Le rapport se concentre sur les phases d’intensification d’accès privilégiés et de collecte d’informations montrant ainsi comment les hackers arrivent à leurs fins sans s’appuyer sur des vulnérabilités « zero-day » ou des exploitations sophistiquées. Les chercheurs ont examiné comment les attaques ciblent des faiblesses connues dans le protocole NTLM de Windows, un protocole d’authentification standard de Microsoft. Ce protocole, bien qu’étant connu pour être défaillant, reste largement utilisé dans les entreprises. On apprend également comment les hackers peuvent exploiter ces vulnérabilités afin d’étendre leur portée au sein d’une entreprise visée et ainsi accéder à ses données. Enfin, le rapport fournit des conseils clés aux entreprises pour protéger leurs données les plus sensibles des conséquences de ce type d’attaques.
Les principaux enseignements du rapport :
Les fuites de données généralement attribuées aux APT peuvent être réalisées de manière relativement simple, avec seulement quelques compétences techniques de base.

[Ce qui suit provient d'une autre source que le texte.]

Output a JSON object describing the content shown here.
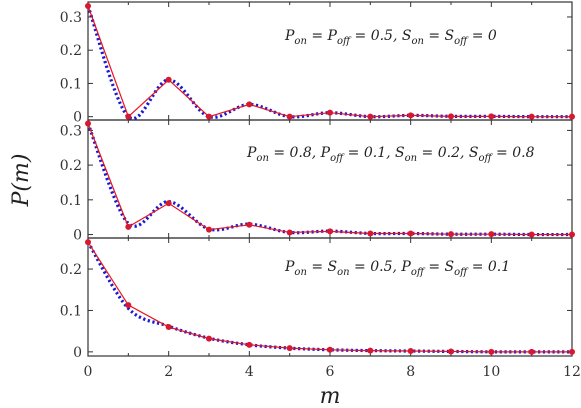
{
  "chart_data": {
    "type": "line",
    "xlabel": "m",
    "ylabel": "P(m)",
    "xlim": [
      0,
      12
    ],
    "x_ticks": [
      "0",
      "2",
      "4",
      "6",
      "8",
      "10",
      "12"
    ],
    "colors": {
      "solid": "#e8141c",
      "dotted": "#1818d8",
      "points": "#d81830"
    },
    "panels": [
      {
        "annotation": "P_on = P_off = 0.5, S_on = S_off = 0",
        "ylim": [
          -0.01,
          0.345
        ],
        "y_ticks": [
          "0",
          "0.1",
          "0.2",
          "0.3"
        ],
        "y_tick_values": [
          0,
          0.1,
          0.2,
          0.3
        ],
        "points": [
          0.333,
          0.0,
          0.111,
          0.0,
          0.037,
          0.0,
          0.012,
          0.0,
          0.004,
          0.001,
          0.001,
          0.0,
          0.0
        ],
        "smooth": [
          0.333,
          0.0,
          0.111,
          0.0,
          0.037,
          0.0,
          0.012,
          0.0,
          0.004,
          0.001,
          0.001,
          0.0,
          0.0
        ]
      },
      {
        "annotation": "P_on = 0.8, P_off = 0.1, S_on = 0.2, S_off = 0.8",
        "ylim": [
          -0.01,
          0.33
        ],
        "y_ticks": [
          "0",
          "0.1",
          "0.2",
          "0.3"
        ],
        "y_tick_values": [
          0,
          0.1,
          0.2,
          0.3
        ],
        "points": [
          0.32,
          0.022,
          0.09,
          0.014,
          0.028,
          0.006,
          0.009,
          0.003,
          0.003,
          0.001,
          0.001,
          0.0,
          0.0
        ],
        "smooth": [
          0.32,
          0.032,
          0.095,
          0.016,
          0.03,
          0.006,
          0.01,
          0.003,
          0.003,
          0.001,
          0.001,
          0.0,
          0.0
        ]
      },
      {
        "annotation": "P_on = S_on = 0.5, P_off = S_off = 0.1",
        "ylim": [
          -0.01,
          0.275
        ],
        "y_ticks": [
          "0",
          "0.1",
          "0.2"
        ],
        "y_tick_values": [
          0,
          0.1,
          0.2
        ],
        "points": [
          0.265,
          0.113,
          0.06,
          0.032,
          0.017,
          0.009,
          0.005,
          0.003,
          0.002,
          0.001,
          0.0,
          0.0,
          0.0
        ],
        "smooth": [
          0.265,
          0.105,
          0.062,
          0.033,
          0.017,
          0.009,
          0.005,
          0.003,
          0.002,
          0.001,
          0.0,
          0.0,
          0.0
        ]
      }
    ]
  }
}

Les fonctionnalités intégrées à Windows, combinées à des fichiers partagés considérés comme « innocents » ainsi qu’aux sites SharePoint, peuvent fournir aux attaquants un point d’entrée pour accéder aux données les plus critiques de l’entreprise.
Pour accroître la sécurité, la stratégie de remédiation devrait intégrer la surveillance du processus d’authentification ainsi que les modèles d’accès aux données, en plus de l’adaptation des mécanismes d’autorisation.